Multiple addresses in the last 3 years will have the greatest impact. Likewise, your credit score may be effected if you have been at your current address for less than 6 months. This means that tenants are most likely to fall foul of this scoring criterion.
4. New Job
As with residency, when it comes to employment continuity is also paramount. Ideally, lenders are looking for someone who has had the same job for a number of years. Such applicants will benefit from the maximum score for this.
Having had two employers in 3 years need not be that detrimental. Changing jobs so as to get more pay will usually not cause any problems, though you really want to have been in your new job for a few months before applying for new credit. Remember, lenders often ask to see the last couple of months pay slips when applying for a loan.

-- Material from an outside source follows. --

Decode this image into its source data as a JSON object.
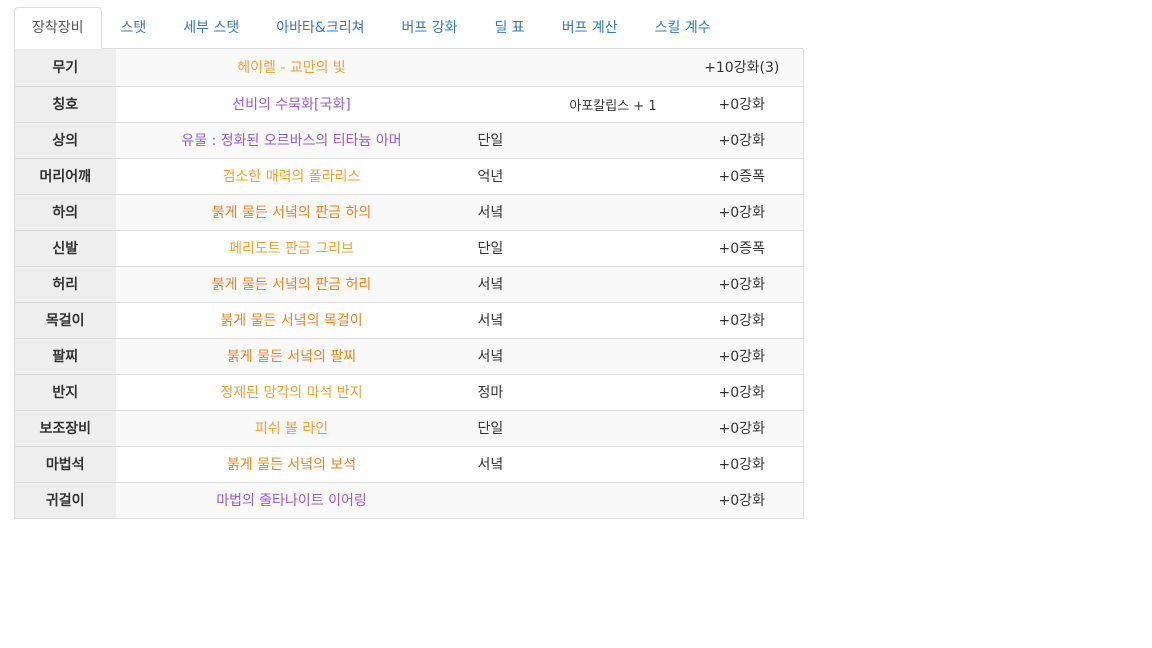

Since continuous employment is what they like to see, having 3 or more jobs in the last 3 years will adversely effect your credit score. As will having had bouts of unemployment between jobs.
5. No or New Bank Account
Lenders will award maximum points if you have been with your bank for a number of years. Having only recently opened your current account will reduce the score. Not having a bank or current account will be most detrimental to your credit score.
6. Too Many Credit Applications
Every time you submit a credit application a search is made and recorded on your credit file. This is called a hard footprint. Multiple credit applications in a short space of time will negatively impact your credit score. Such applications may be perceived as indicative of someone desperately trying to obtain credit.
It is commonly believed that making one credit application every month or two should not have too much impact on your credit file.
However, if you have recently made a number of applications and been declined, it is advisable not to make any new applications for at least six months so as to give a good breathing space before applying again. It also gives you time to review your credit file and determine if there is anything on there which shouldn’t be.